その声はとても透き通った純粋なもので、私はその心を掬い上げたような声に耳を澄ます。
「私は逃げて、目を閉じ、耳を塞ぎ、でも逃げきれなかった……。結界を失う訳にはいかない。それを放棄すればこの国は亡ぶ。私はこの国を捨てられなかった…」
「…はい」
「だから私はこの泉に、私と同じく、誰も触れられないこの泉に居場所を求めた……。【死の泉】は私と同じ。そうあって欲しかったのだと思う。そうでなければ、私は永い孤独に耐えられるような強さを持っていなかったから……」
その苦しみが過ったのか、魔王様は苦く笑い、小さく息をした魔王様の伏せた睫毛が震えるように揺れる。
「しかし、この泉は【死の泉】ではなかった。触れても壊れない者が居る。この水に触れて壊れたのは、ただ魔素が多すぎると言う現象でしかなかった…なら私は…私も、そうなんだろうか……この魔法を制御さえできれば………」
そう言って魔王様は自分の手を見た。
その手が、震える。
「………違う、制御できないのは【魔力譲渡】ではない…なら、私が…制御できないのは………」
表情を失い、己の手をただ見ている魔王様の顔が苦しそうに歪んで、己を罰するように俯いた髪にその表情が隠された。

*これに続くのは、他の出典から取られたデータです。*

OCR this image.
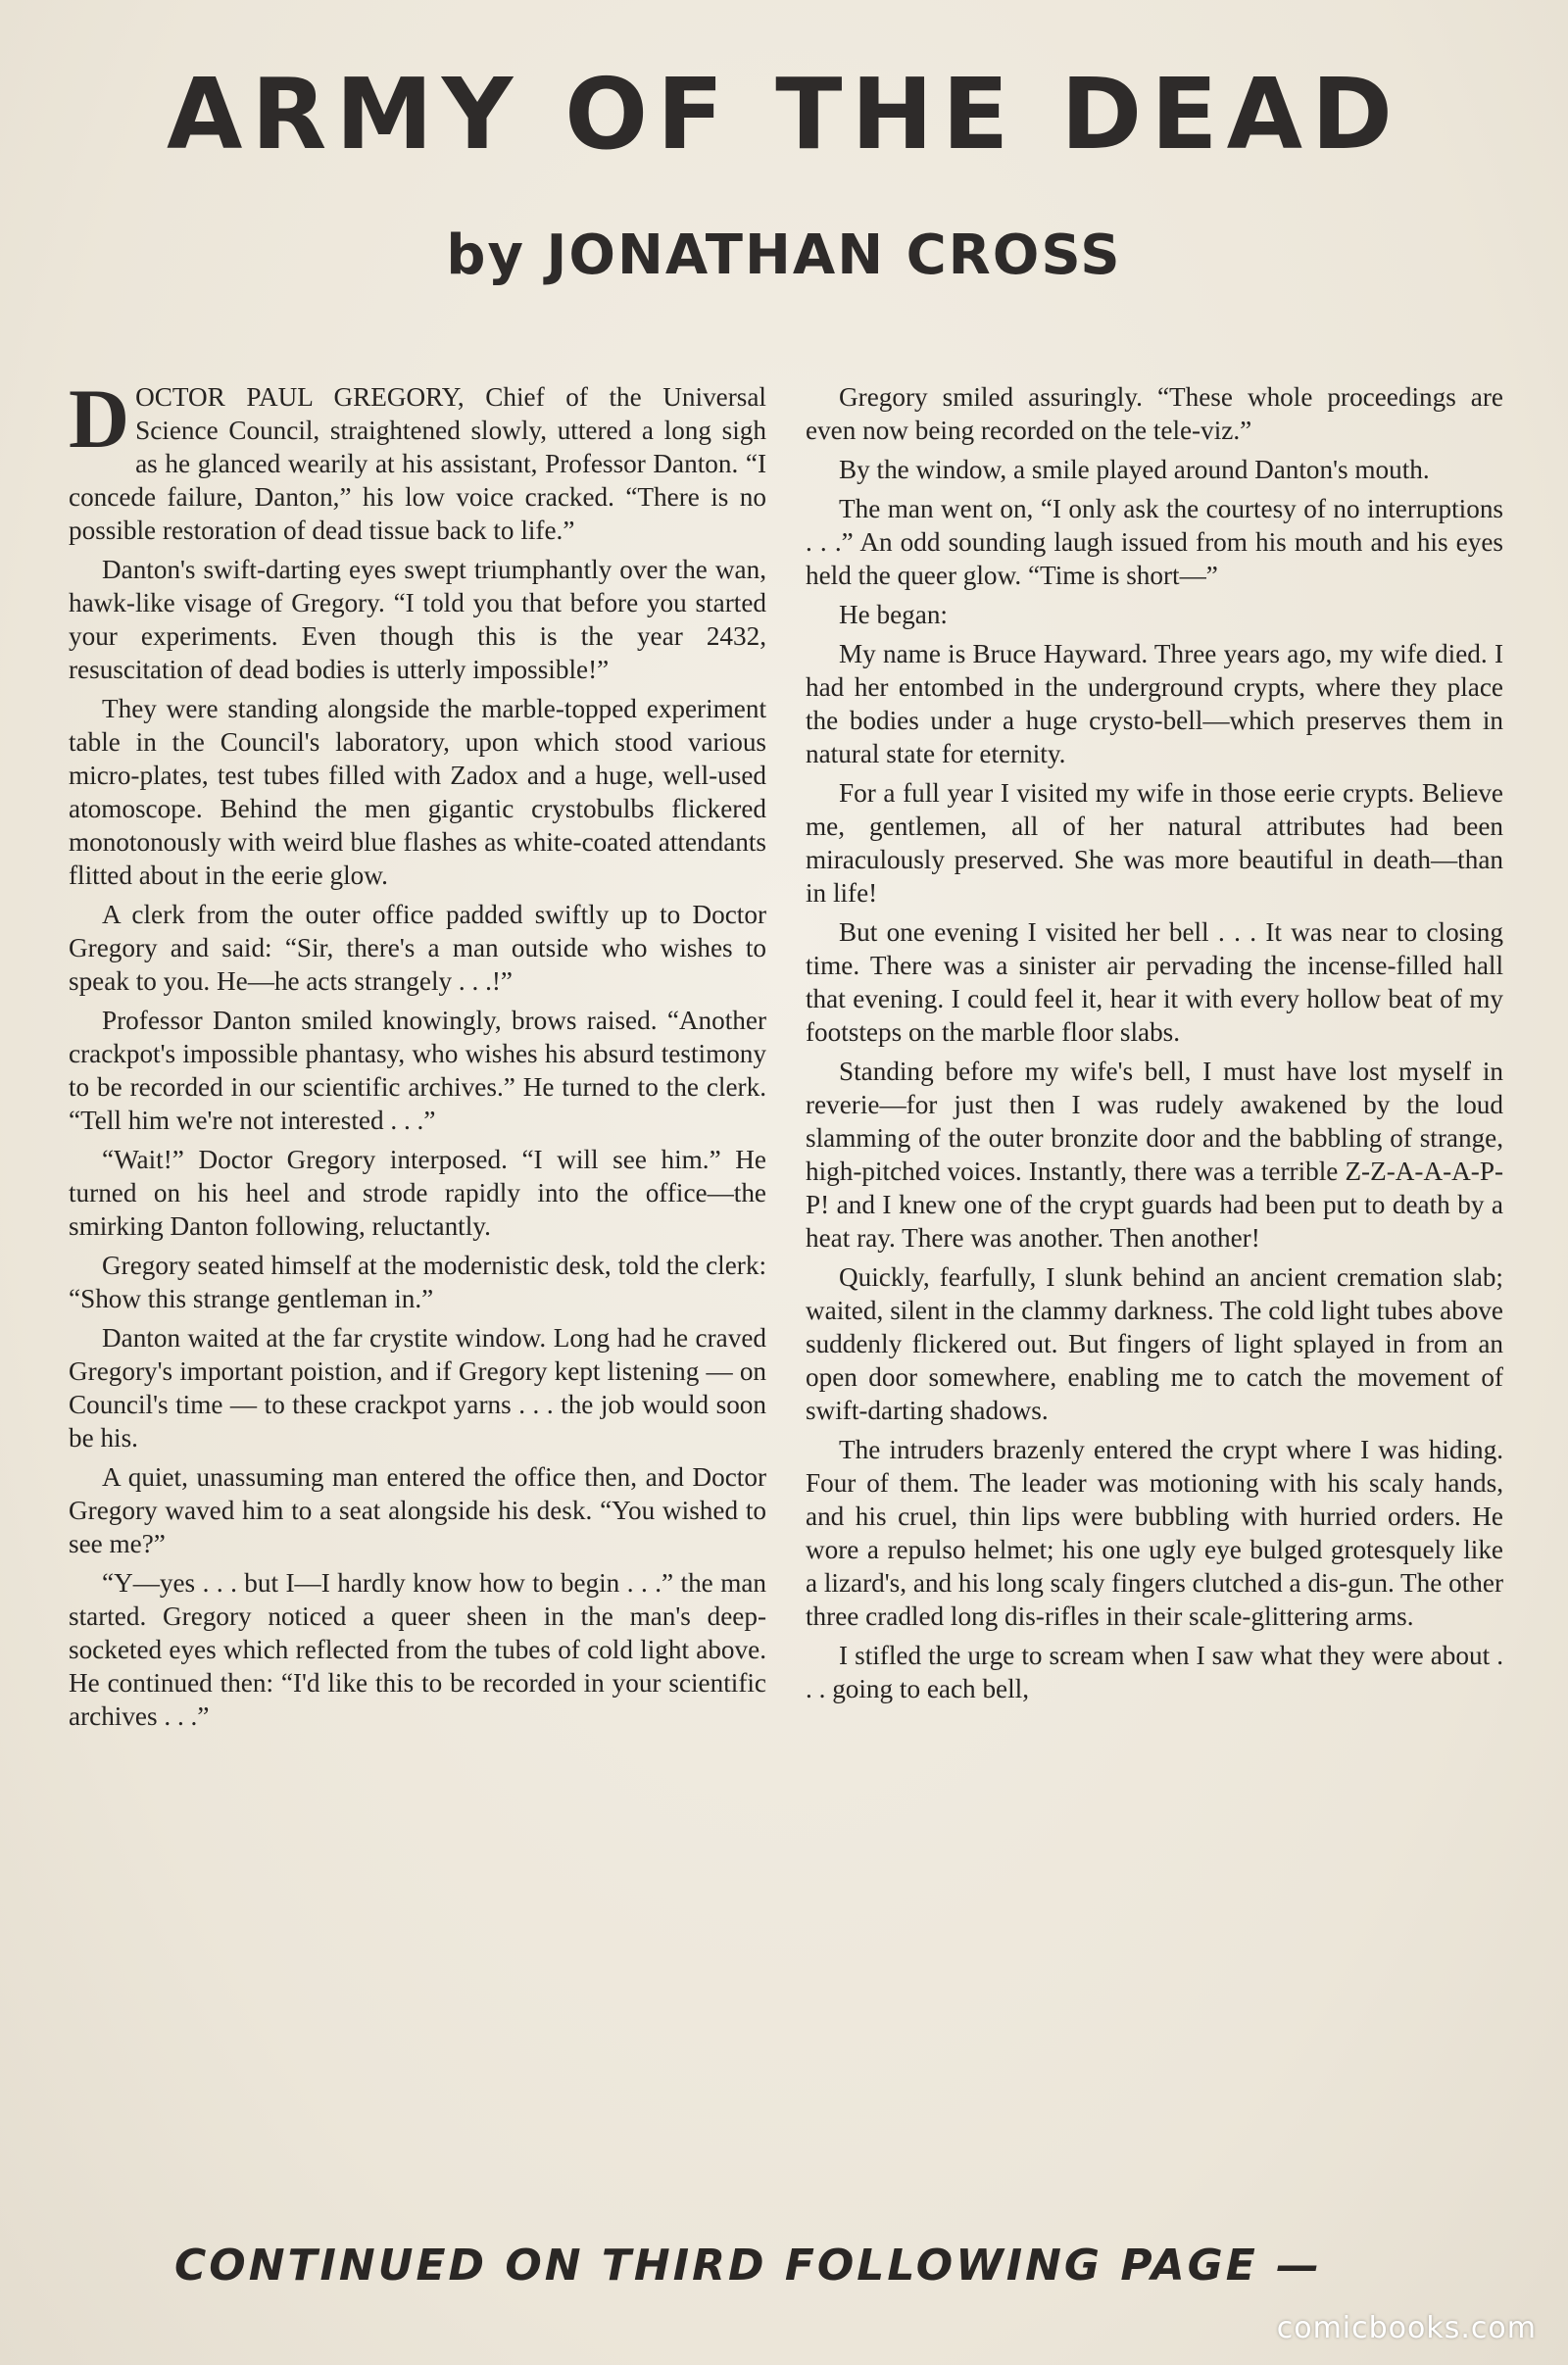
ARMY OF THE DEAD
by JONATHAN CROSS

DOCTOR PAUL GREGORY, Chief of the Universal Science Council, straightened slowly, uttered a long sigh as he glanced wearily at his assistant, Professor Danton. “I concede failure, Danton,” his low voice cracked. “There is no possible restoration of dead tissue back to life.”

Danton's swift-darting eyes swept triumphantly over the wan, hawk-like visage of Gregory. “I told you that before you started your experiments. Even though this is the year 2432, resuscitation of dead bodies is utterly impossible!”

They were standing alongside the marble-topped experiment table in the Council's laboratory, upon which stood various micro-plates, test tubes filled with Zadox and a huge, well-used atomoscope. Behind the men gigantic crystobulbs flickered monotonously with weird blue flashes as white-coated attendants flitted about in the eerie glow.

A clerk from the outer office padded swiftly up to Doctor Gregory and said: “Sir, there's a man outside who wishes to speak to you. He—he acts strangely . . .!”

Professor Danton smiled knowingly, brows raised. “Another crackpot's impossible phantasy, who wishes his absurd testimony to be recorded in our scientific archives.” He turned to the clerk. “Tell him we're not interested . . .”

“Wait!” Doctor Gregory interposed. “I will see him.” He turned on his heel and strode rapidly into the office—the smirking Danton following, reluctantly.

Gregory seated himself at the modernistic desk, told the clerk: “Show this strange gentleman in.”

Danton waited at the far crystite window. Long had he craved Gregory's important poistion, and if Gregory kept listening — on Council's time — to these crackpot yarns . . . the job would soon be his.

A quiet, unassuming man entered the office then, and Doctor Gregory waved him to a seat alongside his desk. “You wished to see me?”

“Y—yes . . . but I—I hardly know how to begin . . .” the man started. Gregory noticed a queer sheen in the man's deep-socketed eyes which reflected from the tubes of cold light above. He continued then: “I'd like this to be recorded in your scientific archives . . .”

Gregory smiled assuringly. “These whole proceedings are even now being recorded on the tele-viz.”

By the window, a smile played around Danton's mouth.

The man went on, “I only ask the courtesy of no interruptions . . .” An odd sounding laugh issued from his mouth and his eyes held the queer glow. “Time is short—”

He began:

My name is Bruce Hayward. Three years ago, my wife died. I had her entombed in the underground crypts, where they place the bodies under a huge crysto-bell—which preserves them in natural state for eternity.

For a full year I visited my wife in those eerie crypts. Believe me, gentlemen, all of her natural attributes had been miraculously preserved. She was more beautiful in death—than in life!

But one evening I visited her bell . . . It was near to closing time. There was a sinister air pervading the incense-filled hall that evening. I could feel it, hear it with every hollow beat of my footsteps on the marble floor slabs.

Standing before my wife's bell, I must have lost myself in reverie—for just then I was rudely awakened by the loud slamming of the outer bronzite door and the babbling of strange, high-pitched voices. Instantly, there was a terrible Z-Z-A-A-A-P-P! and I knew one of the crypt guards had been put to death by a heat ray. There was another. Then another!

Quickly, fearfully, I slunk behind an ancient cremation slab; waited, silent in the clammy darkness. The cold light tubes above suddenly flickered out. But fingers of light splayed in from an open door somewhere, enabling me to catch the movement of swift-darting shadows.

The intruders brazenly entered the crypt where I was hiding. Four of them. The leader was motioning with his scaly hands, and his cruel, thin lips were bubbling with hurried orders. He wore a repulso helmet; his one ugly eye bulged grotesquely like a lizard's, and his long scaly fingers clutched a dis-gun. The other three cradled long dis-rifles in their scale-glittering arms.

I stifled the urge to scream when I saw what they were about . . . going to each bell,

CONTINUED ON THIRD FOLLOWING PAGE —
comicbooks.com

そしてそこから聞こえる苦しむ声に、名前を呼んだ私の声は届かない。
「私は!…私は……何と、恐ろしい魔法を……!触れれば生き物を壊すだけの魔法を…創ったのか…この手で…っ!」
そう言って顔を上げた魔王様は今にも泣きそうで、苦しそうによろめいた魔王様に焦った私が立ち上がると、そんな私を恐れるように魔王様が一歩下がった。

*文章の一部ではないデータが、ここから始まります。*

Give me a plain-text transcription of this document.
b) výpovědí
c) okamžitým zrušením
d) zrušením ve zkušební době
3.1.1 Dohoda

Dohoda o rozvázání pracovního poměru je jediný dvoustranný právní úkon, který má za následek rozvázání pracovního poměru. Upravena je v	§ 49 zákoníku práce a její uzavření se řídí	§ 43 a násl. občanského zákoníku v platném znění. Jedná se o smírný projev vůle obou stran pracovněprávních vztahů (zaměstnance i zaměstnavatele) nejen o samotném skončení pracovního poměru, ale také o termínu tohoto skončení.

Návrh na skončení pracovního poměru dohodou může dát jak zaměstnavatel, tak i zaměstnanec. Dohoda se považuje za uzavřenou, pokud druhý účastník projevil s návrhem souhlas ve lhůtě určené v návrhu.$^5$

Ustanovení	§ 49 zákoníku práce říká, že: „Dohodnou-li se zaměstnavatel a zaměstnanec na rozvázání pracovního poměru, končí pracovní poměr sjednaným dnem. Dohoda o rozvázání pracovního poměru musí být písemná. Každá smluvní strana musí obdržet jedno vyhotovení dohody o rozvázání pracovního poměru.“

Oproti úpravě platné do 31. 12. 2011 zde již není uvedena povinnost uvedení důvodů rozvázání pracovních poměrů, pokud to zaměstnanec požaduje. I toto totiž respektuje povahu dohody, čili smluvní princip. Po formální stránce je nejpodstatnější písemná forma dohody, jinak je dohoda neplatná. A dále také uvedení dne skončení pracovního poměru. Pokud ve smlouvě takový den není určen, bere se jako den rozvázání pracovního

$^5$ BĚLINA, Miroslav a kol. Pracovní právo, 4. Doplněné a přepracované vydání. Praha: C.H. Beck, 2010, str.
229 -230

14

待って、トラウマが何なのかは分からない。でも違う。それは魔法でしかない。そんな己を否定するような思考に行ってはだめ。
そう踏み出した私の一歩に、魔王様がまた一歩遠くなる。
「魔王様、そうじゃない……」
「ユリエ…私は…触れられない…触れてはいけない…このような恐ろしい力を、それを易々と生んでしまう心を持った者は、やはり誰にも触れてはいけない…」
「そんな事ないんです、力は力でしかないんです」
「……駄目だ…すまない…私は………」
泣きそうな顔でまた一歩遠ざかる魔王様に、私は近付けない…。
違う、違うの、それはただの魔法なの。だから…
近付きたい、違うと伝えたい。でも一歩踏み出せば魔王様が遠ざかる。
私は動けない、動けば、魔王様は消えてしまいそうな気がした。
「魔王様違う!それはただの魔法です!!」
「創ったのは私の心だ!!!」
そう叫んだ魔王様が、揺れた。
その存在が空気に滲んだように揺れて、消えそうに歪む…。
何、それ…とても怖い…。
駄目、それ以上は駄目、それ以上離れては駄目。